Introduction

Consider the video visualized as a spatio-temporal volume in the figure on the right. What does it mean to understand this video and how might we achieve such an understanding? Currently, the most common answer to this question involves recognizing the particular event or action that occurs in the video.

For the video shown in the figure it would simply be “clean and jerk”. But this level of description does not address issues such as the temporal extent of the action. It typically uses only a global feature-based representation to predict the class of action. We additionally would like to determine structural properties of the video such as the time instant when the person picks up the weight or where the weights are located. We want to understand actions at a finer level, both spatially and temporally. Instead of representing videos globally by a single feature vector, we need to decompose them into their relevant “bits and pieces”. This could be addressed by modeling videos in terms of their constituent semantic actions and objects. The general framework would be to first probabilistically detect objects (e.g, weights, poles, people) and primitive actions (e.g, bending and lifting). These probabilistic detections could then be combined using Bayesian networks to build a consistent and coherent interpretation such as a storyline. So, the semantic objects and actions form primitives for representation of videos. However, recent research in object and action recognition has shown that current computational models for identifying semantic entities are not robust enough to serve as a basis for video analysis. Therefore, such approaches have, for the most part, only been applied to restricted and structured domains such as baseball and office scenes.

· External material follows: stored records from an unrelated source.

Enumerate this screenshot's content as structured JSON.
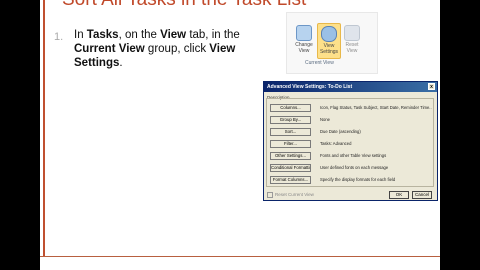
{
  "slide": {
    "title": "Sort All Tasks in the Task List",
    "step_number": "1.",
    "step": {
      "t1": "In ",
      "b1": "Tasks",
      "t2": ", on the ",
      "b2": "View",
      "t3": " tab, in the ",
      "b3": "Current View",
      "t4": " group, click ",
      "b4": "View Settings",
      "t5": "."
    }
  },
  "ribbon": {
    "change_view": "Change View",
    "view_settings": "View Settings",
    "reset_view": "Reset View",
    "group_label": "Current View"
  },
  "dialog": {
    "title": "Advanced View Settings: To-Do List",
    "close": "x",
    "description_label": "Description",
    "rows": [
      {
        "button": "Columns...",
        "value": "Icon, Flag Status, Task Subject, Start Date, Reminder Time..."
      },
      {
        "button": "Group By...",
        "value": "None"
      },
      {
        "button": "Sort...",
        "value": "Due Date (ascending)"
      },
      {
        "button": "Filter...",
        "value": "Tasks: Advanced"
      },
      {
        "button": "Other Settings...",
        "value": "Fonts and other Table View settings"
      },
      {
        "button": "Conditional Formatting...",
        "value": "User defined fonts on each message"
      },
      {
        "button": "Format Columns...",
        "value": "Specify the display formats for each field"
      }
    ],
    "reset_label": "Reset Current View",
    "ok": "OK",
    "cancel": "Cancel"
  }
}
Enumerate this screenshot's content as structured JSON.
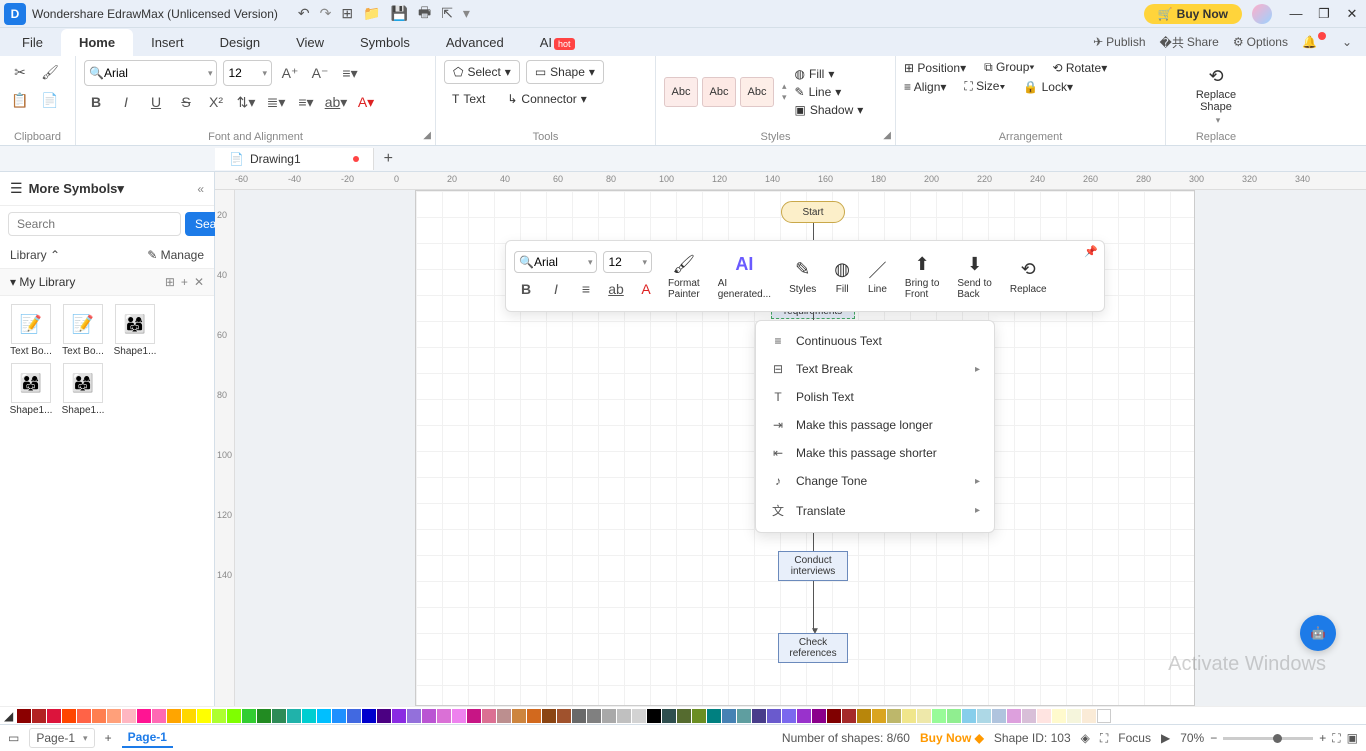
{
  "title": "Wondershare EdrawMax (Unlicensed Version)",
  "buynow": "Buy Now",
  "menus": {
    "file": "File",
    "home": "Home",
    "insert": "Insert",
    "design": "Design",
    "view": "View",
    "symbols": "Symbols",
    "advanced": "Advanced",
    "ai": "AI",
    "hot": "hot"
  },
  "topright": {
    "publish": "Publish",
    "share": "Share",
    "options": "Options"
  },
  "ribbon": {
    "clipboard": "Clipboard",
    "font_align": "Font and Alignment",
    "tools": "Tools",
    "styles": "Styles",
    "arrangement": "Arrangement",
    "replace": "Replace",
    "font": "Arial",
    "size": "12",
    "select": "Select",
    "shape": "Shape",
    "text": "Text",
    "connector": "Connector",
    "abc": "Abc",
    "fill": "Fill",
    "line": "Line",
    "shadow": "Shadow",
    "position": "Position",
    "align": "Align",
    "group": "Group",
    "size_btn": "Size",
    "rotate": "Rotate",
    "lock": "Lock",
    "replace_shape": "Replace\nShape"
  },
  "doc": {
    "name": "Drawing1"
  },
  "sidebar": {
    "more": "More Symbols",
    "search_ph": "Search",
    "search_btn": "Search",
    "library": "Library",
    "manage": "Manage",
    "mylib": "My Library",
    "items": [
      "Text Bo...",
      "Text Bo...",
      "Shape1...",
      "Shape1...",
      "Shape1..."
    ]
  },
  "flow": {
    "start": "Start",
    "requirements": "requirements",
    "conduct": "Conduct\ninterviews",
    "check": "Check\nreferences"
  },
  "minitb": {
    "font": "Arial",
    "size": "12",
    "format": "Format\nPainter",
    "ai": "AI\ngenerated...",
    "styles": "Styles",
    "fill": "Fill",
    "line": "Line",
    "btf": "Bring to\nFront",
    "stb": "Send to\nBack",
    "replace": "Replace"
  },
  "ctx": {
    "cont": "Continuous Text",
    "tb": "Text Break",
    "polish": "Polish Text",
    "longer": "Make this passage longer",
    "shorter": "Make this passage shorter",
    "tone": "Change Tone",
    "translate": "Translate"
  },
  "watermark": "Activate Windows",
  "status": {
    "page": "Page-1",
    "ptab": "Page-1",
    "shapes": "Number of shapes: 8/60",
    "buynow": "Buy Now",
    "shapeid": "Shape ID: 103",
    "focus": "Focus",
    "zoom": "70%"
  },
  "ruler_h": [
    "-60",
    "-20",
    "20",
    "60",
    "100",
    "140",
    "180",
    "220",
    "260",
    "300",
    "340"
  ],
  "ruler_h2": [
    "-40",
    "0",
    "40",
    "80",
    "120",
    "160",
    "200",
    "240",
    "280",
    "320"
  ],
  "ruler_v": [
    "20",
    "40",
    "60",
    "80",
    "100",
    "120",
    "140"
  ],
  "colors": [
    "#8b0000",
    "#d22",
    "#e55",
    "#e77",
    "#e99",
    "#f3a",
    "#f5b",
    "#f7c",
    "#fa6",
    "#fc8",
    "#fd9",
    "#fea",
    "#ca3",
    "#9a3",
    "#6a3",
    "#3a3",
    "#3a6",
    "#3a9",
    "#3ac",
    "#39c",
    "#36c",
    "#33c",
    "#63c",
    "#93c",
    "#c3c",
    "#c39",
    "#a33",
    "#833",
    "#633",
    "#433",
    "#222",
    "#555",
    "#888",
    "#aaa",
    "#ccc",
    "#eee"
  ]
}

Strong alignment allows us to richly annotate test videos
using a simple label transfer technique. — Strong alignment allows us to richly annotate test videos using a simple label transfer technique.

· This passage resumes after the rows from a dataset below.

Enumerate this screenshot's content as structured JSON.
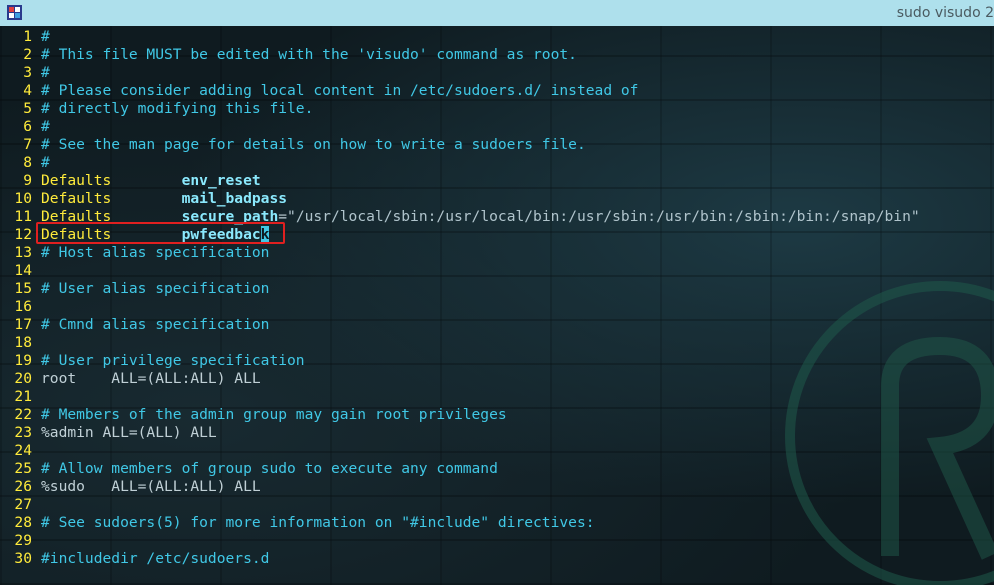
{
  "window": {
    "title": "sudo visudo 2"
  },
  "lines": [
    {
      "n": "1",
      "text": "#"
    },
    {
      "n": "2",
      "text": "# This file MUST be edited with the 'visudo' command as root."
    },
    {
      "n": "3",
      "text": "#"
    },
    {
      "n": "4",
      "text": "# Please consider adding local content in /etc/sudoers.d/ instead of"
    },
    {
      "n": "5",
      "text": "# directly modifying this file."
    },
    {
      "n": "6",
      "text": "#"
    },
    {
      "n": "7",
      "text": "# See the man page for details on how to write a sudoers file."
    },
    {
      "n": "8",
      "text": "#"
    },
    {
      "n": "9",
      "kw": "Defaults",
      "opt": "env_reset"
    },
    {
      "n": "10",
      "kw": "Defaults",
      "opt": "mail_badpass"
    },
    {
      "n": "11",
      "kw": "Defaults",
      "opt": "secure_path",
      "eq": "=",
      "str": "\"/usr/local/sbin:/usr/local/bin:/usr/sbin:/usr/bin:/sbin:/bin:/snap/bin\""
    },
    {
      "n": "12",
      "kw": "Defaults",
      "opt": "pwfeedbac",
      "cursor": "k"
    },
    {
      "n": "13",
      "text": "# Host alias specification"
    },
    {
      "n": "14",
      "text": ""
    },
    {
      "n": "15",
      "text": "# User alias specification"
    },
    {
      "n": "16",
      "text": ""
    },
    {
      "n": "17",
      "text": "# Cmnd alias specification"
    },
    {
      "n": "18",
      "text": ""
    },
    {
      "n": "19",
      "text": "# User privilege specification"
    },
    {
      "n": "20",
      "plain": "root    ALL=(ALL:ALL) ALL"
    },
    {
      "n": "21",
      "text": ""
    },
    {
      "n": "22",
      "text": "# Members of the admin group may gain root privileges"
    },
    {
      "n": "23",
      "plain": "%admin ALL=(ALL) ALL"
    },
    {
      "n": "24",
      "text": ""
    },
    {
      "n": "25",
      "text": "# Allow members of group sudo to execute any command"
    },
    {
      "n": "26",
      "plain": "%sudo   ALL=(ALL:ALL) ALL"
    },
    {
      "n": "27",
      "text": ""
    },
    {
      "n": "28",
      "text": "# See sudoers(5) for more information on \"#include\" directives:"
    },
    {
      "n": "29",
      "text": ""
    },
    {
      "n": "30",
      "text": "#includedir /etc/sudoers.d"
    }
  ],
  "colors": {
    "comment": "#40c8e6",
    "keyword": "#ffeb3b",
    "option": "#8be9fd",
    "highlight": "#e02020"
  },
  "icons": {
    "app": "terminal-app-icon"
  }
}
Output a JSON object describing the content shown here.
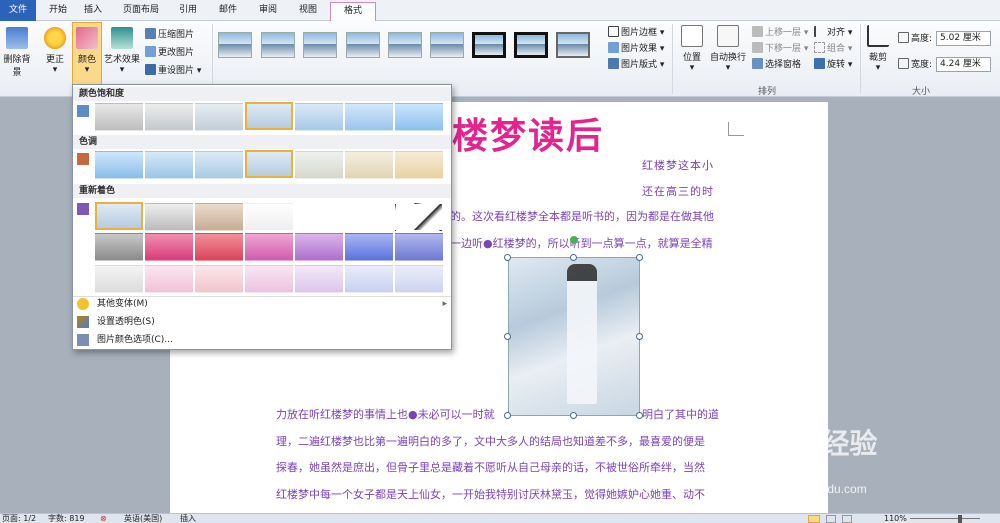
{
  "tabs": [
    "文件",
    "开始",
    "插入",
    "页面布局",
    "引用",
    "邮件",
    "审阅",
    "视图",
    "格式"
  ],
  "ribbon": {
    "remove_bg": "删除背景",
    "correct": "更正",
    "color": "颜色",
    "art_effect": "艺术效果",
    "compress": "压缩图片",
    "change_pic": "更改图片",
    "reset_pic": "重设图片",
    "pic_border": "图片边框",
    "pic_effect": "图片效果",
    "pic_layout": "图片版式",
    "position": "位置",
    "wrap": "自动换行",
    "bring_forward": "上移一层",
    "send_backward": "下移一层",
    "selection_pane": "选择窗格",
    "align": "对齐",
    "group": "组合",
    "rotate": "旋转",
    "crop": "裁剪",
    "height_label": "高度:",
    "height_value": "5.02 厘米",
    "width_label": "宽度:",
    "width_value": "4.24 厘米",
    "arrange_group": "排列",
    "size_group": "大小"
  },
  "dropdown": {
    "saturation": "颜色饱和度",
    "tone": "色调",
    "recolor": "重新着色",
    "more_variants": "其他变体(M)",
    "set_transparent": "设置透明色(S)",
    "color_options": "图片颜色选项(C)..."
  },
  "document": {
    "title": "楼梦读后",
    "lines": [
      "红楼梦这本小",
      "还在高三的时",
      "的。这次看红楼梦全本都是听书的，因为都是在做其他",
      "一边听●红楼梦的，所以听到一点算一点，就算是全精",
      "力放在听红楼梦的事情上也●未必可以一时就",
      "明白了其中的道",
      "理，二遍红楼梦也比第一遍明白的多了，文中大多人的结局也知道差不多，最喜爱的便是",
      "探春，她虽然是庶出，但骨子里总是藏着不愿听从自己母亲的话，不被世俗所牵绊，当然",
      "红楼梦中每一个女子都是天上仙女，一开始我特别讨厌林黛玉，觉得她嫉妒心她重、动不"
    ]
  },
  "status": {
    "page": "页面: 1/2",
    "words": "字数: 819",
    "lang": "英语(美国)",
    "mode": "插入",
    "zoom": "110%"
  },
  "watermark": {
    "main": "Bai 经验",
    "sub": "jingyan.baidu.com"
  },
  "colors": {
    "accent": "#e3248e",
    "text_purple": "#7a44b8",
    "file_tab": "#2a63b8",
    "selection": "#e8b33a"
  }
}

Following recent work on discriminative patch-based representation, we represent videos in terms of discriminative spatio-temporal patches rather than global feature vectors or a set of semantic entities. These spatio-temporal patches might correspond to a primitive human action, a semantic object, human-object pair or perhaps a random but informative spatio-temporal patch in the video. They are determined by their discriminative properties and their ability to establish correspondences with videos from similar classes. We automatically mine these discriminative patches from training data consisting of hundreds of videos.

The figure below shows some of the mined discriminative patches for the “weightlifting” class. We show how these mined patches can act as a discriminative vocabulary for action classification and demonstrate state-of-the-art performance on the Olympics Sports dataset and the UCF-50 dataset1. But, more importantly, we demonstrate how these patches can be used to establish strong correspondence between spatio-temporal patches in training and test videos. We can use this correspondence to align the videos and per- form tasks such as object localization, finer-level action detection etc. using label transfer techniques. Specifically, we present an integer-programming framework for selecting the set of mutually-consistent correspondences that best explains the classification of a video from a particular category. We then use these correspondences for representing the structure of a test video.

Mining Discriminative Patches in Video

Given a set of training videos, we first find discriminative spatio-temporal patches which are representative of each action class. These patches satisfy two conditions: 1) they occur frequently within a class; 2) they are distinct from patches in other classes. The challenge is that the space of potential spatio-temporal patches is extremely large given that these patches can occur over a range of scales. And, the overwhelming majority of video patches are uninteresting, consisting of background clutter (track, grass, sky etc).

One approach would be to follow the bag-of-words paradigm: sample a few thousand patches, perform k- means clustering to find representative clusters and then rank these clusters based on membership in different action classes. However, this has two major drawbacks: (a) High-Dimensional Distance Metric: K-means uses standard distance metrics such as Euclidean or normalized cross-correlation. These standard distance metrics do not work well in high-dimensional spaces(In our case, we use HOG3D to represent each spatio-temporal patch and the dimensionality of the feature space is 1600).

The Euclidean distance fails to retrieve visually similar patches. Instead, we learn a discriminative distance metric to retrieve similar patches and, hence, representative clusters. (b) Partitioning: Standard clustering algorithms partition the entire feature space. Every data point is assigned to one of the clusters during the clustering procedure. However, in many cases, assigning cluster memberships to rare background patches is hard. Due to the forced clustering they significantly diminish the purity of good clusters to which they are assigned.

Figure 4. Examples of highly ranked discriminative spatio-temporal patches.

We address these issues by using an exemplar-based clustering approach which avoids partitioning the entire feature space. Every spatio-temporal patch is considered as a possible cluster center and we determine whether or not a discriminative cluster for some action class can be formed around that patch. We use the exemplar-SVM (e- SVM) approach of Malisiewicz et al. to learn a discriminative distance metric for each cluster. However, learn- ing an e-SVM for every spatio-temporal patch in the training dataset is computationally infeasible; instead, we use motion based sampling to generate a set of initial cluster centers and then use simple nearest neighbor verification to prune candidates.